A couple years ago I read the book Skinny Bitch . When I bought it I had no idea it was about being a vegan. I quickly finished the book and stuffed it away on my self. Life without fried shrimp? Life without cheese? Life without QUESO?!?!? What a terrible idea. The book was soon forgotten and life continued as usual, with the normal American diet.
Fast forward to summer 2010. For some reason I felt compelled to revisit this weird book. I had found out earlier in the year that Ellen was a vegan. A friend from high school mentioned Skinny Bitch on facebook and said it changed her life. I read that Alicia Silverstone wrote a new book on being vegan. I visited family in Michigan and my aunt's a vegetarian. I'd been drinking original soymilk for almost a year and loved it, not missing regular cow's milk at all. I then reread Skinny Bitch. Seriously read. Absorbed every word. Saw the images in my head. My life was forever changed.
After that I read Alicia Silverstone's The Kind Diet. It did nothing but strengthen my desire to adapt this lifestyle. I love my dogs, I wouldn't eat them, why is a cow or chicken any different? Milk is meant to turn a 50lb calf into a 1500lb cow. I learned that in milk there is an ingredient called casein. It becomes much more concentrated in cheese. Metabolized into casomorphine in the body. Part of that word look familiar? It gives you the slightly happy feeling you get after eating cheese. It's there so the baby cows enjoy drinking their mom's milk and will drink more to get even bigger and fatter. No wonder I like cheese so much!
I watched Food, INC. on Netflix. I was super hard to watch. I know that not all slaughterhouses are quite so cruel, but the fact that even one exists at all is too much for me. I don't want baby male chicks at the egg factories to literally be thrown in the trash. I was so suprised to learn how the genetically modified RoundUp-Ready soybeans have mutilated the farming industry. I try not to buy stuff with GMOs!
Trying to be vegan or even vegetarian while living with my parents was literally impossible, esp for a beginner like me. Luckily I moved to Kansas City soon after for school and once in my own apartment, it was easy to not buy meat or dairy.

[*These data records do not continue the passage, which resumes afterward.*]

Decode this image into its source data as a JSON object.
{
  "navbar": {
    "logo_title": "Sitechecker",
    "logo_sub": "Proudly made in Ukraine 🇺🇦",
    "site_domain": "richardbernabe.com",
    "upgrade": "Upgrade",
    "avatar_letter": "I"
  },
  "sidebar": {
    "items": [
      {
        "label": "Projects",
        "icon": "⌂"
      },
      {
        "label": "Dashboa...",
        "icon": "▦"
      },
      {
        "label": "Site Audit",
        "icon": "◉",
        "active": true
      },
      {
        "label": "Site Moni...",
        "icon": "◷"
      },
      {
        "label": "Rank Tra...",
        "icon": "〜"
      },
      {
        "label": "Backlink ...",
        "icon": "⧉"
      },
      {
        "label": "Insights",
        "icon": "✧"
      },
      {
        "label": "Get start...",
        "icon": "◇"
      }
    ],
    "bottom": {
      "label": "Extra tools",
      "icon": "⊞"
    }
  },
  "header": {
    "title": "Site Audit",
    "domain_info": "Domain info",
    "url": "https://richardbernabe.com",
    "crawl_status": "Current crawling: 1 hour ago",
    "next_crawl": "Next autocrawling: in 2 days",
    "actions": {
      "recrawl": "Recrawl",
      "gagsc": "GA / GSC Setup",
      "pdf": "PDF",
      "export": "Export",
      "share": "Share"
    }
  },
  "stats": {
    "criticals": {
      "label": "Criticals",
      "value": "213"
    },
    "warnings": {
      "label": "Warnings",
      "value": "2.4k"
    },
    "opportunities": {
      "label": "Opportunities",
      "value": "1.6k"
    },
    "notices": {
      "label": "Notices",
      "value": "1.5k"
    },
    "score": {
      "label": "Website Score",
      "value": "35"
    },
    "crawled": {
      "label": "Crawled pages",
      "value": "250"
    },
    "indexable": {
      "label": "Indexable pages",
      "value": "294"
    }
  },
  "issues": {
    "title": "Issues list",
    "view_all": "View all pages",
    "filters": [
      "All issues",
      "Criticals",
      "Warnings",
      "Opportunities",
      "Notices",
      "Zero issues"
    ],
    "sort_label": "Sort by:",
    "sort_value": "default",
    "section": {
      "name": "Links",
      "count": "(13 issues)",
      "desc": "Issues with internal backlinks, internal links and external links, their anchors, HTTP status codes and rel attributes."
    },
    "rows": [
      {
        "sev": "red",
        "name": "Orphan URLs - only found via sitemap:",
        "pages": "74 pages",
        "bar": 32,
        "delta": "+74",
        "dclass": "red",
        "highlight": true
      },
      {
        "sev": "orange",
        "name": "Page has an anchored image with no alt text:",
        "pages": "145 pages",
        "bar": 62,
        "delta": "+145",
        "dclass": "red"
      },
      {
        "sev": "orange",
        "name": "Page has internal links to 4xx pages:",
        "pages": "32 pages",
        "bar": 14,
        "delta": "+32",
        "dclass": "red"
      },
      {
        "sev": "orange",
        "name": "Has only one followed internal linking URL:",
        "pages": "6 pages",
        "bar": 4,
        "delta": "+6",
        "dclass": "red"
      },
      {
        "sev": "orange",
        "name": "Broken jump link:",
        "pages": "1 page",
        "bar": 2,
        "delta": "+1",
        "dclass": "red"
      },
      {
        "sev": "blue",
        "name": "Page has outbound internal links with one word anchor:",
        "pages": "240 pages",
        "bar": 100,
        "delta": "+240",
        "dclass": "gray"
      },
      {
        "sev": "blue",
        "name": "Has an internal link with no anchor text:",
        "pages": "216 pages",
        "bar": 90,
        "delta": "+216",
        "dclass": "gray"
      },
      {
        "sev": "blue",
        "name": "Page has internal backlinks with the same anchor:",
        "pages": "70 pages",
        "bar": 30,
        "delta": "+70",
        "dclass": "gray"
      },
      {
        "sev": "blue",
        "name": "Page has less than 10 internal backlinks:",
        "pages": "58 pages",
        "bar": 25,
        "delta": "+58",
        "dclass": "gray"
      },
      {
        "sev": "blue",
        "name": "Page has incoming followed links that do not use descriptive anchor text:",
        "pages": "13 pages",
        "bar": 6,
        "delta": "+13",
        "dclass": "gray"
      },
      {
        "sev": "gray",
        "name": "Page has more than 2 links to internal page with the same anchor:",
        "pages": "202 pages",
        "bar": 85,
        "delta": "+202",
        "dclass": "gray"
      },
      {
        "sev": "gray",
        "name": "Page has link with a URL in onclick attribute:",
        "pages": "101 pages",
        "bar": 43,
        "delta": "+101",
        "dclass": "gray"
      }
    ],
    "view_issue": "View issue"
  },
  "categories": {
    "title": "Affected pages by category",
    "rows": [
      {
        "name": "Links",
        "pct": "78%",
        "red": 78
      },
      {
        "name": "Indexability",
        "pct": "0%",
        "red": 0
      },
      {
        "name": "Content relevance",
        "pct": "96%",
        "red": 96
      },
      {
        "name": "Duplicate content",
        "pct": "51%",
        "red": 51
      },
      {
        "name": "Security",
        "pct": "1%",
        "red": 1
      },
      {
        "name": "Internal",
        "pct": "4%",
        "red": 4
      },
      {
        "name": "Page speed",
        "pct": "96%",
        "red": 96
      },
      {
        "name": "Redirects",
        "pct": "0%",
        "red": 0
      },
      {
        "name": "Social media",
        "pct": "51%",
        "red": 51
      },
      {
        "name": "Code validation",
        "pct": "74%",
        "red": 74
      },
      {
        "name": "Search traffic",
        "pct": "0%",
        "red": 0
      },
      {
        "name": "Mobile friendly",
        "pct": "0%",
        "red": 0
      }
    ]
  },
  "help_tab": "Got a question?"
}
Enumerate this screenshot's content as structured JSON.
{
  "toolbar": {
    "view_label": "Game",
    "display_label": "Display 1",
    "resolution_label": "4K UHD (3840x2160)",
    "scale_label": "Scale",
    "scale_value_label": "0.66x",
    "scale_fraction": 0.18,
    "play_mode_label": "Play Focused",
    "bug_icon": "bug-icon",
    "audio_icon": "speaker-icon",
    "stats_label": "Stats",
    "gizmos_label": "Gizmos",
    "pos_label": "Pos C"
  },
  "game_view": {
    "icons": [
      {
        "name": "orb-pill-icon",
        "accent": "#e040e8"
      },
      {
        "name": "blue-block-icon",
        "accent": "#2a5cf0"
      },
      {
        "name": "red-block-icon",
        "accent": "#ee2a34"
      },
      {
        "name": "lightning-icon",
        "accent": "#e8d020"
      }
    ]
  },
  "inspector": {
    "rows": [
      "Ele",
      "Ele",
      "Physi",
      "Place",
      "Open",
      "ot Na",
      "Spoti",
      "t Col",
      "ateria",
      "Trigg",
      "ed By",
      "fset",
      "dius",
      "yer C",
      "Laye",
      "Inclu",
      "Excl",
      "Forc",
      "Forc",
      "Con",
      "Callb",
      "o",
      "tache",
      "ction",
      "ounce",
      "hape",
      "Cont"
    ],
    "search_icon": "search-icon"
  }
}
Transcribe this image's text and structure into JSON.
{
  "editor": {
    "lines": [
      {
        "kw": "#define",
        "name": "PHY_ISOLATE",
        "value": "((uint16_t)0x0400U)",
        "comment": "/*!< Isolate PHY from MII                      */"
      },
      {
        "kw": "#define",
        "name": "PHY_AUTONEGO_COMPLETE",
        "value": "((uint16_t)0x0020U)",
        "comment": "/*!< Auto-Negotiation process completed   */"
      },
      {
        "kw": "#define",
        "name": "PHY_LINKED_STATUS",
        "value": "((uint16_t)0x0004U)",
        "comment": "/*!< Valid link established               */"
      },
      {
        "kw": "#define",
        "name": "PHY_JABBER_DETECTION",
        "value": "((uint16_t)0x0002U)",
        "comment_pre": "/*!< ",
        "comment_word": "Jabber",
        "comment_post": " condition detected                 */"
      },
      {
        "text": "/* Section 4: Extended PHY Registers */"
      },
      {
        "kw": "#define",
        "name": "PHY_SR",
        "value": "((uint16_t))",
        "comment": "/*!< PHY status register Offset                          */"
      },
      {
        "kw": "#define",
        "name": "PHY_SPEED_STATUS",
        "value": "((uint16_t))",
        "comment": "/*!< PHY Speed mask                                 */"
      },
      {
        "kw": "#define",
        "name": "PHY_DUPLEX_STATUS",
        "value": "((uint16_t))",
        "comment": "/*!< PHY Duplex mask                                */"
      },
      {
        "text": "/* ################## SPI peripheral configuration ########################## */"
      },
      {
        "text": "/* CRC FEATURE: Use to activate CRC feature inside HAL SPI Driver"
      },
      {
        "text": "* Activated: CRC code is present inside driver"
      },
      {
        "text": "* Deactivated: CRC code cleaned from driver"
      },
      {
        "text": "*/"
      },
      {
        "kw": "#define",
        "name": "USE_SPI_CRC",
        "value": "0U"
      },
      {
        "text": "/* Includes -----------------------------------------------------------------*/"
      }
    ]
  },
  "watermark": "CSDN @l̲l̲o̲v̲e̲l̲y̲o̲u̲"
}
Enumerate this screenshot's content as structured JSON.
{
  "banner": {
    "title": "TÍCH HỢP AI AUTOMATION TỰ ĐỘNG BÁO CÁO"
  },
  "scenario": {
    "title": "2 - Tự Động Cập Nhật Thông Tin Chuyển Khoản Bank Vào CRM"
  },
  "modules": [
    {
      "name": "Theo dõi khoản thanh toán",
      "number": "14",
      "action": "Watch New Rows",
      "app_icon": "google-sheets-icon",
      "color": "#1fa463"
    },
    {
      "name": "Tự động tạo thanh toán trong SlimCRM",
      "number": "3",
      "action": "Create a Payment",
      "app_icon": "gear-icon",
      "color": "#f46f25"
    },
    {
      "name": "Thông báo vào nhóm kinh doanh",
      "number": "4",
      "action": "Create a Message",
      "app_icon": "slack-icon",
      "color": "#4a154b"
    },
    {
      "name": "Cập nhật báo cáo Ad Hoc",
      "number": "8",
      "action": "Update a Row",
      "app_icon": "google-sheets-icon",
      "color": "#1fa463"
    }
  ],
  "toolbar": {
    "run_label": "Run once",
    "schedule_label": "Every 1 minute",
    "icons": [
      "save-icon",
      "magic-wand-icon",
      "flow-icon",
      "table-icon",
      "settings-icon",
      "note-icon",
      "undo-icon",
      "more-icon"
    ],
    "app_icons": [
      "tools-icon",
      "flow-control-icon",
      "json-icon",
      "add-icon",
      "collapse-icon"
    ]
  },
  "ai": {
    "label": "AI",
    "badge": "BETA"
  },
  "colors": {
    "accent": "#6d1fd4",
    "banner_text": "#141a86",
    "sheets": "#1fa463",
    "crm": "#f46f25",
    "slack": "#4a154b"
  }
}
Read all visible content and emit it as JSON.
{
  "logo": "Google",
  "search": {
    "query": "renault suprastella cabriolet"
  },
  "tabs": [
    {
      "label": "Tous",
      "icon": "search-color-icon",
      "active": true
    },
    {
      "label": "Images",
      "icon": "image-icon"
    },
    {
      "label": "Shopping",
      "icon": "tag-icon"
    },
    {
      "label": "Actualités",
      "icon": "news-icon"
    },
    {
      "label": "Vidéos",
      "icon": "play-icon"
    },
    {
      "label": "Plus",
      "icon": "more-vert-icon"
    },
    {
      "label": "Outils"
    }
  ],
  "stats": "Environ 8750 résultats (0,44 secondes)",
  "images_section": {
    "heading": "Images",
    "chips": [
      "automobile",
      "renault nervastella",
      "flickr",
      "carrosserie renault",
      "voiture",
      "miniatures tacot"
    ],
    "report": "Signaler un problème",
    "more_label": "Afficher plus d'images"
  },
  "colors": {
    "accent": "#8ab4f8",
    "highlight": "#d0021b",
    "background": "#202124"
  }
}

I'd never really been a big meat eater. I never really liked steak, but learned to make myself enjoy it because I thought it was I was supposed to like. I mean, a good cut steak is one of the most expensive meals you can buy! I liked chicken, but unless it had a good sauce or is fried, I would usually only eat a couple bites. Fish is great, but it's hard to find good fish in OK, esp fish that doesn't come from a fish farm. I'd never really been a big egg fan either. I did like them hard boiled or deviled or in baked goods, but I never made or ate scrambled eggs or similar for myself unless I was at a restaurant and they came with my meal. I thought cow's milk was gross, unless it came full of chocolate. The only part of the vegan diet I thought would be tough for me to follow was the no cheese. I love cheese. But I like animals more than I like cheese. Not eating cheese isn't as tough as it seems. That being said, I still eat cheese about 40% of my days but I am working on cutting back even more. I don't eat meat. I've only eaten meat 3 times since moving to KC on august 1st. I had a sausage and cheese stuff jalapeno on gameday a couple weeks ago, a frisco melt from steak-n-shake last week (and felt like ass the next day, though probably from all the fries, not the burger) and then I had a chicken finger on an appetizer tray this past weekend while out to eat. They all tasted good. Its not that I dont like the taste of meat. But if I think consciously about how that meat got there, it doesnt taste quite as good.